Follow these seven rules while trading in cryptocurrencies
Investing in cryptocurrencies is the best way to learn about them. But it is a high-risk high-reward game and you must be able to digest very high volatility.
New Delhi: Of late, cryptocurrencies have drawn a lot of investor attention because of the wide swing in their prices and their past returns. Even after the recent decline, crypto prices have zoomed in the past 12 months, churning out mind-boggling returns for investors. Price of a Bitcoin has rallied nearly 400%. Some smaller coins like the Dogecoins are trading at 140 times its June 2020 level while Matic Network has risen by over 7000%, according to a report in ET Wealth.
As cryptos are a new asset class, with very little data for analysis or past performance or fundamentals investors need to keep in mind the following seven things while starting trading in these high-risk high-reward digital currencies.
Invest small amounts initially: Despite the phenomenal returns offered by cryptos in the past investors should not get carried away by the return figures. Initially, one should only that much amount which he/she can afford to lose. As you are new to the trade it is obvious that you will make mistakes and in the learning process it is highly likely that you will lose money in your initial days of trade. So, to avoid any big financial shock, you should not put a very big bet initially. Once you get familiar about the cryptos that you are investing in and understand their value and prospects, you can allocate more amount to this asset class.
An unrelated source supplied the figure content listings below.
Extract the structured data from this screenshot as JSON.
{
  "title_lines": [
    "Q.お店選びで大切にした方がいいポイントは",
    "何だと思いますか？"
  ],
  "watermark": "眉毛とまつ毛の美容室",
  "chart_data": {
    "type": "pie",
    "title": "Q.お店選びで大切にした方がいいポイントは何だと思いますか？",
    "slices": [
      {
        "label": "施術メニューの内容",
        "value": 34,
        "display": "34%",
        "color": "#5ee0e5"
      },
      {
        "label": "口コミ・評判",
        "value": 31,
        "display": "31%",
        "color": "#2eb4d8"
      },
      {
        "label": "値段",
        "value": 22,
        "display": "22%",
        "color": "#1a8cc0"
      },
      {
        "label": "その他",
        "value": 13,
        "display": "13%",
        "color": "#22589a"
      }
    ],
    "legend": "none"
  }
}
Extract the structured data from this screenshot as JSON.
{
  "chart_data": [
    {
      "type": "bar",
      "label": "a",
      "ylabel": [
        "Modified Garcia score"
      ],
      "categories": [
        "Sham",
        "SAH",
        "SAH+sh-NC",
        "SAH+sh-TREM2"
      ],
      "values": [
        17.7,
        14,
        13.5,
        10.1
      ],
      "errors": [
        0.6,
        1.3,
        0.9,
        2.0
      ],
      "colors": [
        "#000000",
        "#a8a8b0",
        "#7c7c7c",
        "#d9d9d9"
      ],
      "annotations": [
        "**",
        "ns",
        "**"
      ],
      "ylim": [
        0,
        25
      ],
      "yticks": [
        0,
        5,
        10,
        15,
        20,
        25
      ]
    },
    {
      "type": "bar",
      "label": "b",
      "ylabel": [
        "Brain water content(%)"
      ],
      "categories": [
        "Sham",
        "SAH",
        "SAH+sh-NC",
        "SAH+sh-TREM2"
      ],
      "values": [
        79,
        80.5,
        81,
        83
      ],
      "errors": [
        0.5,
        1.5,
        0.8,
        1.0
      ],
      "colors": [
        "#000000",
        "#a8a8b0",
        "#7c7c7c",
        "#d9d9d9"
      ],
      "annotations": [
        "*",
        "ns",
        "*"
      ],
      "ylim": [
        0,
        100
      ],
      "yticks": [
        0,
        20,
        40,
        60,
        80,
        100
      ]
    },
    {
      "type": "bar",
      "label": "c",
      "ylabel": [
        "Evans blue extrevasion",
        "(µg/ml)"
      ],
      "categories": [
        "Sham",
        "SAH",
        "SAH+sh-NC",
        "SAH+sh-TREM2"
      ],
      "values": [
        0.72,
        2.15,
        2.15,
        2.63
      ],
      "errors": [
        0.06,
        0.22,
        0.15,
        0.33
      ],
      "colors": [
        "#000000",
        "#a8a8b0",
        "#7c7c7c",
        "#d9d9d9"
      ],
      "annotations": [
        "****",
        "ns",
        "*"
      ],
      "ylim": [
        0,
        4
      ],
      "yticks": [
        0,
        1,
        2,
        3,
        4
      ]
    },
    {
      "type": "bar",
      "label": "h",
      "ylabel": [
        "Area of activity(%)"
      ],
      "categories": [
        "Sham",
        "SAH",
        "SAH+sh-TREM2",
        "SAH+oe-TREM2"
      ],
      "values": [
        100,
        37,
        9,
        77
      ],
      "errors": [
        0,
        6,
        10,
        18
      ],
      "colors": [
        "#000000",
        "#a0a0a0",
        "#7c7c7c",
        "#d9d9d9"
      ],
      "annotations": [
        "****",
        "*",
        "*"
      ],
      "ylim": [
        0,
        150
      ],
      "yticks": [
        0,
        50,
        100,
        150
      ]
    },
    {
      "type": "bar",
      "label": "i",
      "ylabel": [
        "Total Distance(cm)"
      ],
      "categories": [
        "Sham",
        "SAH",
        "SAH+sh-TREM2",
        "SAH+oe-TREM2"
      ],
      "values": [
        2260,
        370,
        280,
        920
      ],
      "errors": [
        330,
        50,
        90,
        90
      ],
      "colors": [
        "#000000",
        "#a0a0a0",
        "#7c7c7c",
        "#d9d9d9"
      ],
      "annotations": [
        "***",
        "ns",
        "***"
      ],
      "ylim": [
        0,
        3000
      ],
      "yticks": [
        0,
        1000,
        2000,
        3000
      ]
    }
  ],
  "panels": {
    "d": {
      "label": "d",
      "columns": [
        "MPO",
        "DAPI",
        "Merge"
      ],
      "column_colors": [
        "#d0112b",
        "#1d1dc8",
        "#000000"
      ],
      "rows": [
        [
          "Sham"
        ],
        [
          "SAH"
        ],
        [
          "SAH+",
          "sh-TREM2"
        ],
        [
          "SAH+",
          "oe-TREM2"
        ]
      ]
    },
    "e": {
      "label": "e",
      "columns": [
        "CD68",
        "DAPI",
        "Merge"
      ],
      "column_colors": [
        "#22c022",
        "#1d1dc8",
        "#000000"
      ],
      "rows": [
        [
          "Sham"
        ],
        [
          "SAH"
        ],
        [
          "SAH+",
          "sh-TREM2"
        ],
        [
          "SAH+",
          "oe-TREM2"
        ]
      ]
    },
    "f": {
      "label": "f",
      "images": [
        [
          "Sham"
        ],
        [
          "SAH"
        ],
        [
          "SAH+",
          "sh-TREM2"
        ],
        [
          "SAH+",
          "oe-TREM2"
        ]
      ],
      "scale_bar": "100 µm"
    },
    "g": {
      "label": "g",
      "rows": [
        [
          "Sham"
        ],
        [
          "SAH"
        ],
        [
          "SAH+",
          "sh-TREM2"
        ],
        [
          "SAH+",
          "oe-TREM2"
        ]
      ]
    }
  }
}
Experts say one should not allocate more than 2% of his investment portfolio to cryptos.
Keep yourself prepared for extreme volatility: As cryptocurrencies have shown extreme volatility in the past one must be prepared for such events in the future as well. In the May crash, we have seen that even an overnight fall of 70-80% is also possible in cryptocurrencies. Keep in mind that even a bluechip like bitcoin is down 48% from its April high of Rs 50 lakh. “Enter this market only if you can stomach extreme variations and the implications of an investment going wrong,” ET Wealth quoted Prableen Bajpai, Founder, FinFix Research and Analytics as saying.
Use trustworthy platform: As the crypto space is not regulated in India many new outfits are mushrooming every day. Though the Supreme Court has struck down the RBI ban on cryptos and the government has hinted that it will follow a calibrated approach towards regulating the industry, investors need to be careful when choosing the intermediary. “Invest through an established and trustworthy platform so that your money does not get stuck if there is a regulatory setback or the promoter company goes under,” Vineet Nanda, Co-founder, Globalise told ET Wealth. Keep in mind that investing through an overseas platform may require greater compliance on the tax front.
Don’t act on unsolicited tips: As it is a new asset class, the crypto space suffers from a severe lack of credible information. Investors are dependent largely on unverified information on social media. Self-styled crypto analysts create whatsapp groups packed with their accomplices who vouch for their accuracy. These analysts trap gullible investors, first by charging a fee for the tips and then using them for their pump-and-dump operations, the publication mentioned. “As a rule, you should verify the information before you invest,” the personal finance magazine quoted Raj Khosla, Managing Director, MyMoneyMantra.com as saying. “Check the market cap and trading volumes of the coin. A low market cap and insignificant daily volumes are obvious red flags,” he says.
Focus on bluechips: Like the stock markets, the crypto market also has bluechips, mid-caps and penny coins. Don’t get tempted into buying obscure coins just because you can get a lot of them at a low price. Bigger coins may be costlier but are more stable. In any case, you can buy in fractions so don’t worry about the price. Bitcoin is the bluechip of the crypto space and drives the overall market sentiment. “Focus on the bluechip coins like Bitcoin and Ethereum, with some of your money in emerging counters like Dogecoin and Matic,” Gaurav Garg, Head of Research, Capital Via told ET Wealth. Widely held coins with large market capitalisation are less likely to be manipulated than coins that are closely held by a few people, points out Nanda of Globalise.
Keep tracking global developments: As the crypto market is spread across the world it is essential that you track all development related to this asset class globally. Any global development can impact prices, so one needs to be abreast with what is happening in key markets like the US, Singapore and Europe. “The crypto tax in the US was one of the reasons for crypto prices falling in May,” Manish P. Hingar, Founder, Fintoo, told the publication. An alert investor will not get caught on the wrong foot. It helps that crypto trading is 24×7, so one can act immediately unlike stock markets where one has to wait for trading to open the next day.
Don’t ignore the tax: Although there is no mention of taxability of income from cryptocurrencies in the Indian Income Tax Act, one should be aware that income in any form is taxable unless specifically exempted under the Income Tax Act. As per RBI, cryptos are not considered currency, so they must be treated as capital assets. “There is no judicial precedent but it can be assumed that cryptos will be treated as capital assets,” ET Wealth quoted Homi Mistry, partner at Deloitte India as saying. This means short-term gains will be added to income and taxed at normal rates while long-term gains will be taxed at 20% after indexation. “A lot depends on the volumes and frequency of trading, which may lead to the income being treated as business income,” says Mistry.